Озеро Радости: Роман - стр. 12
Она проталкивается по «перрону» и подходит к звавшей – это несчастного вида методистка факультета. Она бормочет: «Ну слава богу, нашлась! Вас к телефону требуют, это срочно! Срочно!» Яся ныряет в каморку методистки, отмечает несчастный электрический чайник, запыленный фикус, желтенькие обои, жакетик, от которого пахнет восьмидесятыми и старой девой, принимает трубку из ее рук и вслушивается в тишину на том конце провода.
– Здравствуйте. С вами сейчас будет говорить Сергей Юрьевич, – торжественно объявляет трубка голосом, в котором больше металла, чем женственности.
Сразу вслед за этим – голос отца:
– Ну привет… – Звучит так, будто он начал говорить и отвлекся на что-то, он так часто делает, общаясь с людьми.
– Привет, – пожимает она плечами.
– Мне тут… э… позвонил ректор ваш и сказал, что ты оказала ему честь, решив поступить в БГУ. – Пауза. Видно, Яся должна здесь начать что-то говорить, но она не знает, что. И ей не хочется. – Это правда? – спрашивает папа.
– Да. Правда, – снова пожимает плечами Яся.
– Ну, я рад, что ты поступила. – Последнее звучит как шутка. И он действительно смеется, добавив: – На бесплатное! С именной стипендией, как мне обещали!
Яся молчит. Она не знает, что говорить.
– Одного я как-то не понял, доча. – Слово «доча» звучит очень инородно. – Выбор факультета. Ты что, правда решила поступать на этот… На журфак?
– Ну да, – аккуратно отвечает Яся. – А что?
– А что ж со мной не посоветовалась?
«Потому что я не видела тебя два месяца, дорогой мой. А когда скреблась – даже не стучалась – скреблась, чтобы не слишком потревожить тебя и твою прекрасную белую дверь в мае, чтобы поговорить о будущем, ты, не открывая мне, крикнул: “Занят!” Крикнул как служанке, как кошке, так что же ты теперь хочешь?» – вот так нужно было ответить. Но так отвечать ему она разучилась. Да что там – никогда не умела она так отвечать своему отцу. Кажется, всего несколько человек во всей стране могли с ним так поговорить.
И она начинает униженно мямлить, отмечая, как ползет в сторону ее дикция, как сплющивается она под его властными, вескими репликами, как теряет остроту и резкость:
– Ну не знаю, пап. Это… Не получилось у меня как-то.
– Что же, давай мы тебя перекинем задником на какой-нибудь приличный факультет. Международные отношения подойдут? Будешь у нас дипломатом!

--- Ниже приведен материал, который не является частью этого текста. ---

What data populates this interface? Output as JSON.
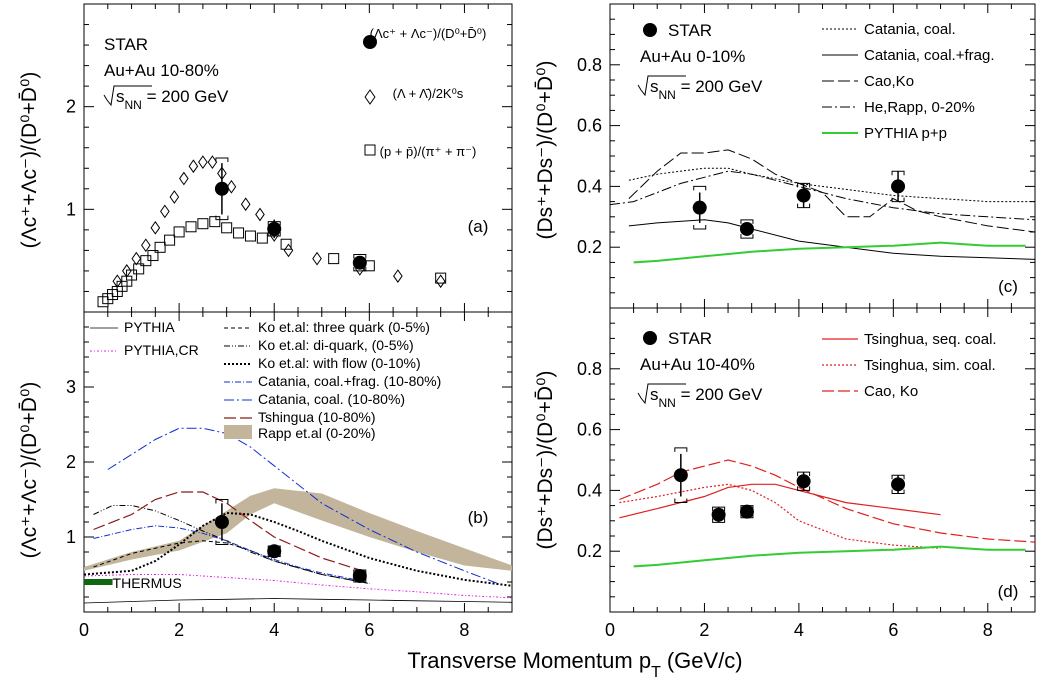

«Ага, дипломатом! И уеду далеко-далеко, на Огненную Землю, на мыс Горн, чтобы не напоминать тебе ни о себе, ни о маме, ни о флигеле, ни о той игрушке, большом мохнатом псе, которого ты мне подарил, а потом выкинул на помойку, вместе со мной», – продолжает она грубить папе, не раскрывая рта. Потом делает глубокий вдох и униженно выводит:
– Папочка, я все же осталась бы на журфаке, ладно?
– Но почему? Объясни! Зачем ты себе выбрала эту профессию? – наседает он.
Она вздыхает и формулирует, медленно и вдумчиво:
– Я хочу, наверное, жалеть тех, кого больше некому жалеть. И… защищать их.
– Тогда иди в солдаты. Или в Робин Гуды, – пытается он пошутить.
Яся протягивает трубку методистке, и та кладет ее на старенький аппарат – советская пластмасса цвета слоновой кости, трогательный диск с циферками. Яся находит чудовищное несоответствие в том, что голоса таких важных и влиятельных людей, как Сергей Юрьевич, могут передаваться всяким дребезжащим низкобюджетным электромеханическим хламом. С другой стороны, если бы ее каналом связи с отцом всегда был этот пахнущий проводами и изолентой телефон, а не вечнозакрытая белоснежная дверь, она разучилась бы говорить с ним не раскрывая рта гораздо раньше.